Monero (XMR) has been correcting in a descending channel for the past few weeks. The bulls are buying the dips to $134 and trying to establish a fundamental pattern. This resulted in a consolidation of $134 to $188 for the past few days. The 20-day EMA ($164) has flattened out and the RSI is near the midpoint, indicating an equilibrium between supply and demand. This balance will shift in favor of buyers if it pushes and sustains the price above $188. This will complete the double bottom pattern with a target target of $242. However, the rally is unlikely to be easy as the bears are expected to form a strong defense at the resistance line of the channel.

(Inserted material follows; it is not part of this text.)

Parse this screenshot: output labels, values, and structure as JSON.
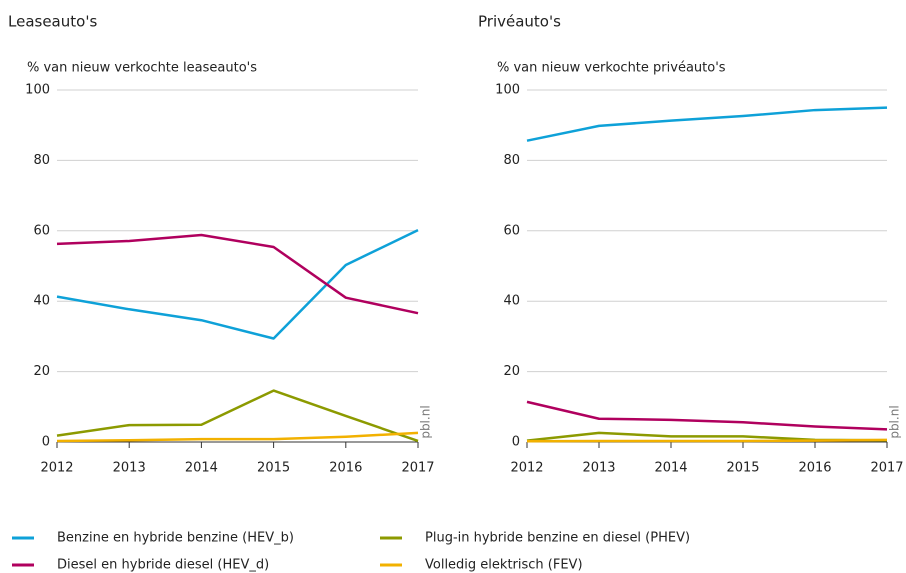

Contrary to this assumption, if the price drops and breaks below $155, the bears will try to pull the XMR/USDT pair to $134. The 4-hour chart shows that the bulls have pushed the price above the downtrend line but cannot sustain higher. This indicates that the bears are aggressively defending this level. The moving averages are flattening and the RSI is just below the midpoint, indicating a balance between supply and demand. The short-term trend could turn in favor of the bears if the price drops below $155. Conversely, a close above the downtrend line might increase the likelihood of a possible increase in overhead resistance at $188.

WAVES at these levels

Popular altcoin WAVES formed a double bottom pattern at $8 and rose sharply to $21. The moving averages have completed a bullish crossover and the RSI is in the overbought zone, suggesting that the bulls have prevailed. The bears are having a tough fight around $20 but a positive point is that the bulls are not giving up much ground. If the price rises from the current level, it indicates that the bulls are buying on the lows. This will increase the likelihood of a retest at $21, according to the analyst. If the bulls push and sustain the price above $21, the WAVES/USDT pair could gain momentum and rally to $24 and then $27. The 4-hour chart

shows that the correction from $21 pulled the RSI from the overbought levels to just below the midpoint. The bulls bought the drop to the 38.2% Fibonacci retracement level at $16 and pushed the price back above the 20-EMA. If the price continues above the 20-EMA, the bulls will attempt to push the pair above the overhead resistance at $21. Contrary to this assumption, if the price drops from the current level and falls below the moving averages, it will indicate that short-term traders may be in a rush to exit. This could push the pair down to $14 and then $13.